On 04. 02. 23 10:11, Alan Young wrote:
> 
> On 03/02/2023 18:02, Jaroslav Kysela wrote:
>> Thank you for your suggestion, but I think that the *whole* code for 
>> !get_time_info in update_audio_tstamp() should be recoded. The calling of 
>> ns_to_timespec64() is not enough to handle the boundary wraps in a decent 
>> range (tenths years for 24x7 operation) 
> 
> Yes, indeed. My ambition was unnecessarily short.
> 
> 
>> and the bellow code is dangerous for 32-bit apps / system:
>>
>>      if (crossed_boundary) {
>>                 snd_BUG_ON(crossed_boundary != 1);
>>                 runtime->hw_ptr_wrap += runtime->boundary;
>>      }
>>
> I don't understand why?
 >
>> I would probably propose to have just hw_ptr_wrap +1 counter (we can 
>> reconstruct the frame position back by multiplication and do range check 
>> later), 
> 
> Would that really help that much? It would extend the total possible duration 
> but perhaps ~1523287 years(below) is sufficient.
> 
>> remove snd_BUG_ON
> 
> Again, why?

For 32-bit apps the boundary is near to UINT32_MAX (see recalculate_boundary() 
function). So only one crossing point is not enough to cover a decent time range.

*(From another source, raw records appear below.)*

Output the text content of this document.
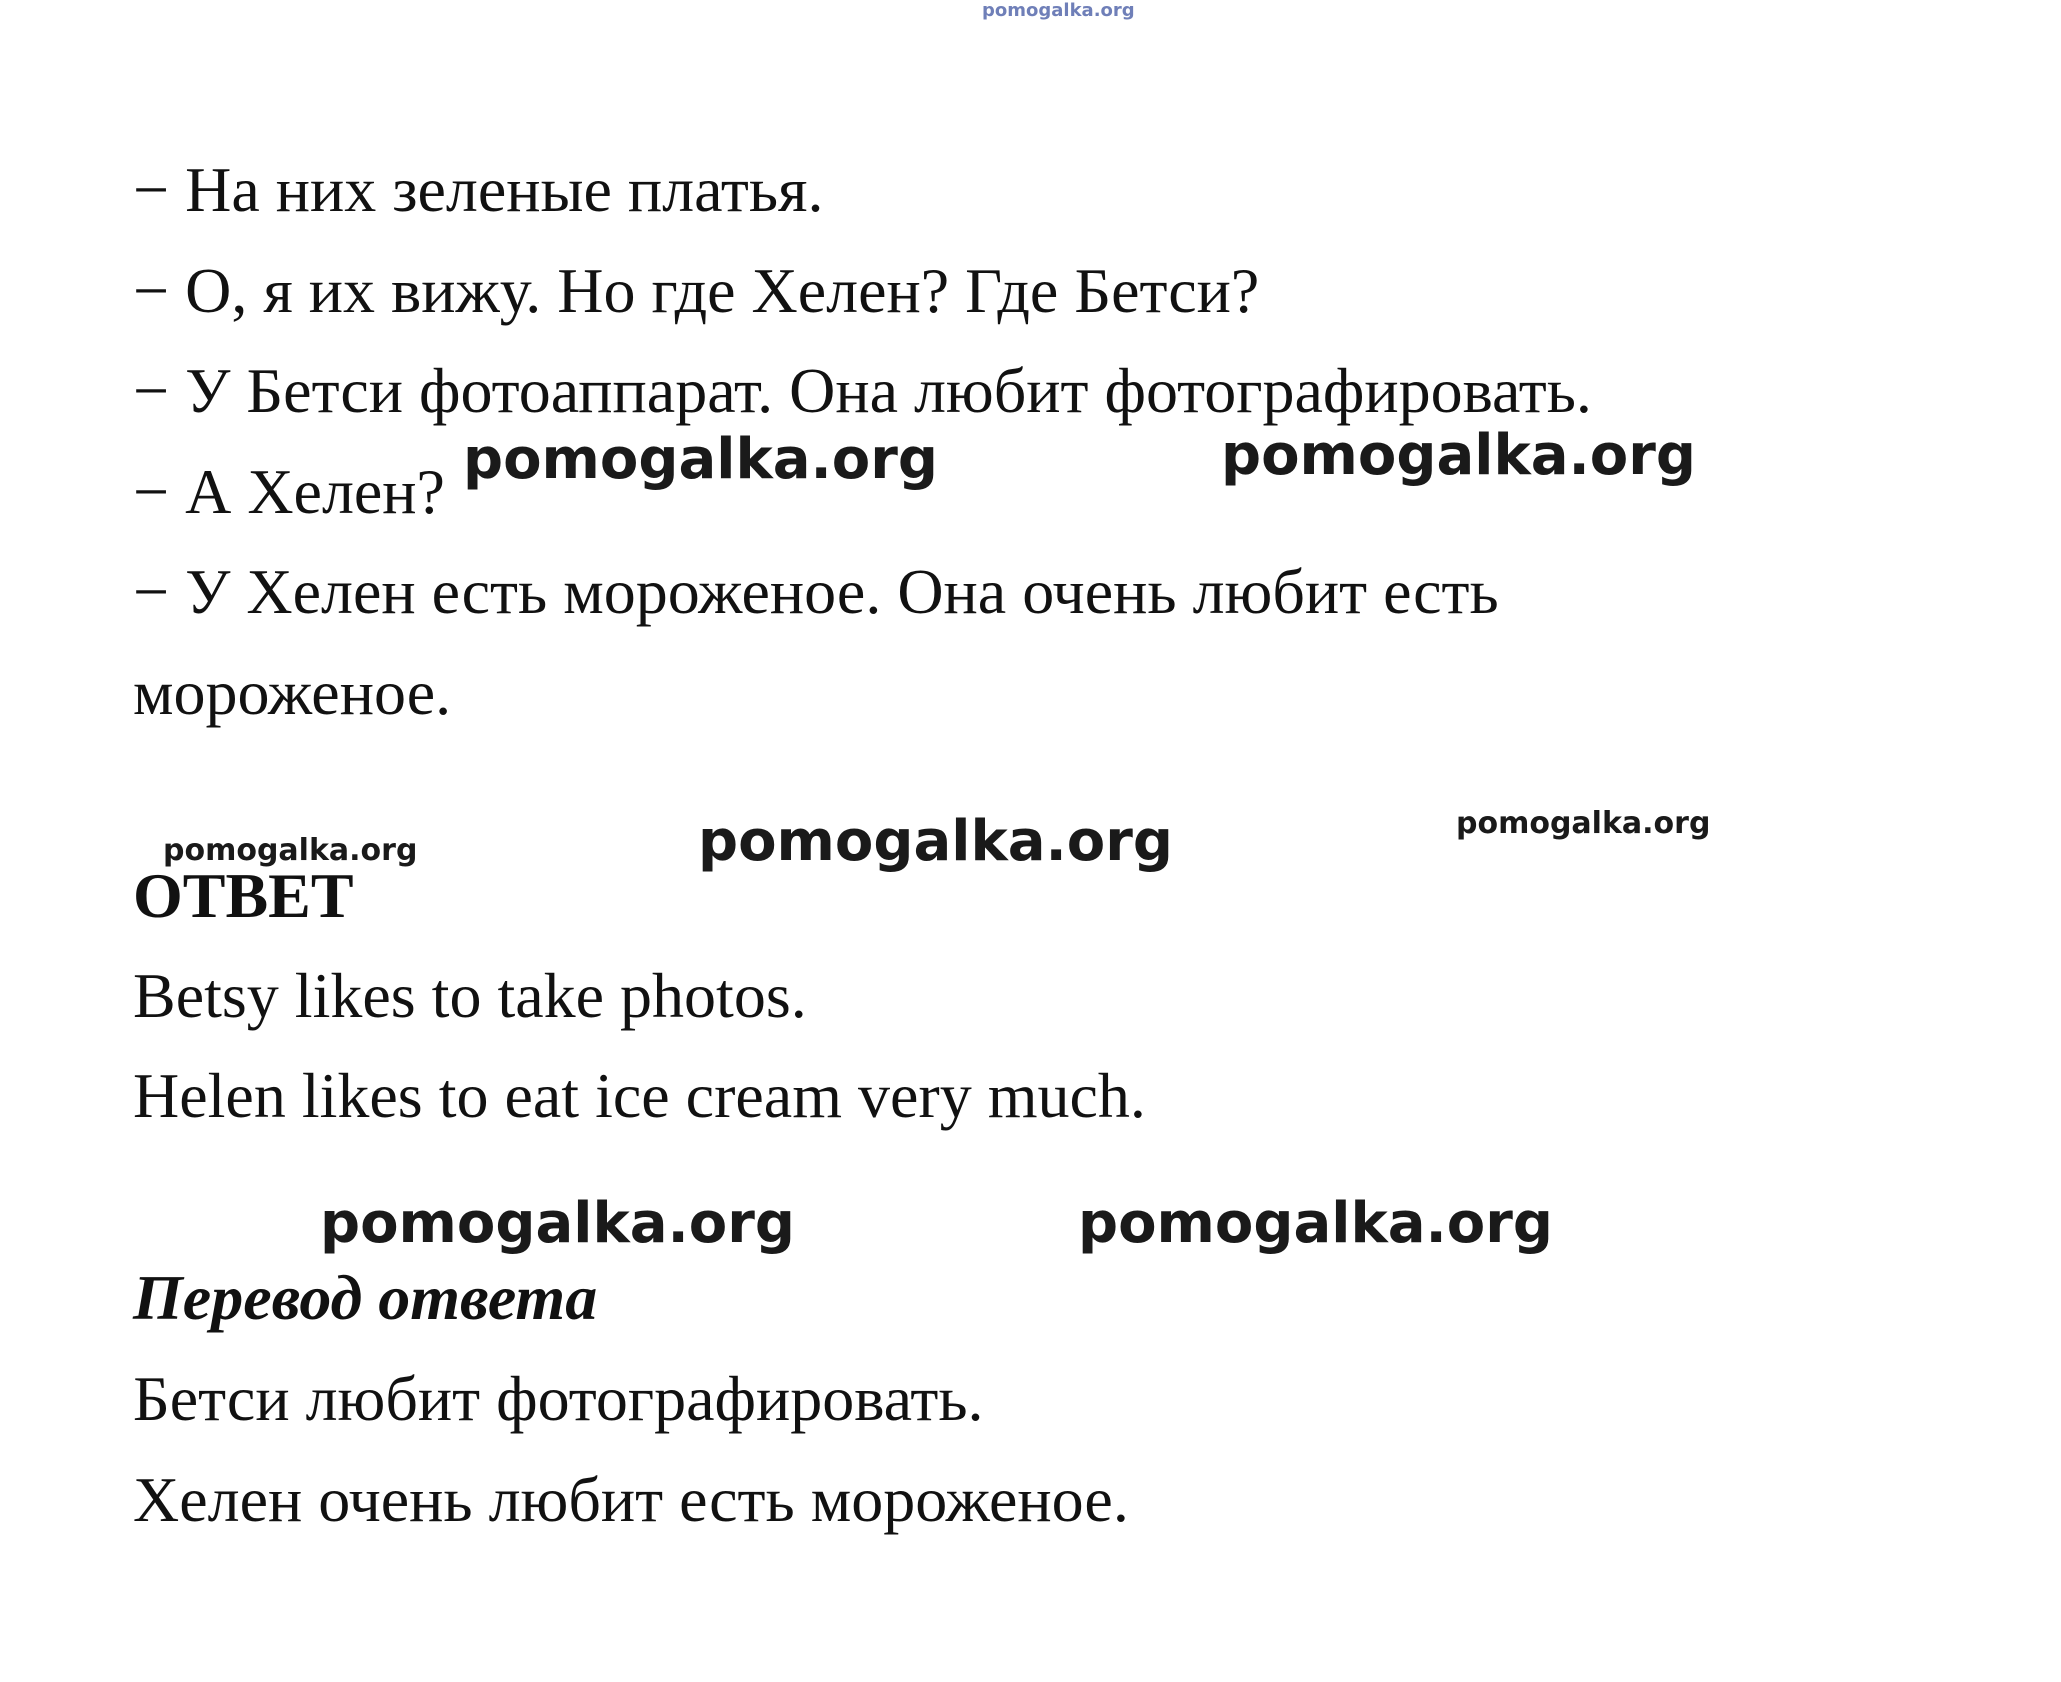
pomogalka.org

− На них зеленые платья.

− О, я их вижу. Но где Хелен? Где Бетси?

− У Бетси фотоаппарат. Она любит фотографировать.

− А Хелен?

− У Хелен есть мороженое. Она очень любит есть

мороженое.

ОТВЕТ

Betsy likes to take photos.

Helen likes to eat ice cream very much.

Перевод ответа

Бетси любит фотографировать.

Хелен очень любит есть мороженое.

pomogalka.org	pomogalka.org
pomogalka.org	pomogalka.org	pomogalka.org
pomogalka.org	pomogalka.org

There should be a better check, if the add operation crosses the U64 range for 
snd_BUG_ON. In my eyes, it looks safer to use counter here and do the checks
in the function which uses this value.

>> and improve the timespec64 calculation.
>>
>> The calculation should be split to two parts (tv_sec / tv_nsec):
>>
>> 1) calculate seconds: (frames / rate)
>> 2) calculate the remainder (ns): ((frames % rate) * NSEC_PER_SEC) / rate
>>
>> With 64-bit integer range, we should go up to (for 384000Hz rate):
>>
>> 2**64 / 384000 / 3600 / 24 / 365 = ~1523287 years
> 
> 
> Yes indeed. How about this?
> 
> static inline void snd_pcm_lib_frames_to_timespec64(u64 frames, unsigned int rate, struct timespec64 *audio_tstamp)
> {
> 	u32 remainder;
> 	audio_tstamp->tv_sec = div_u64_rem(frames, rate, &remainder);
> 	audio_tstamp->tv_nsec = div_u64(mul_u32_u32(remainder, NSEC_PER_SEC), rate);

Yes, this looks fine.

					Jaroslav

-- 
Jaroslav Kysela <perex at perex.cz>
Linux Sound Maintainer; ALSA Project; Red Hat, Inc.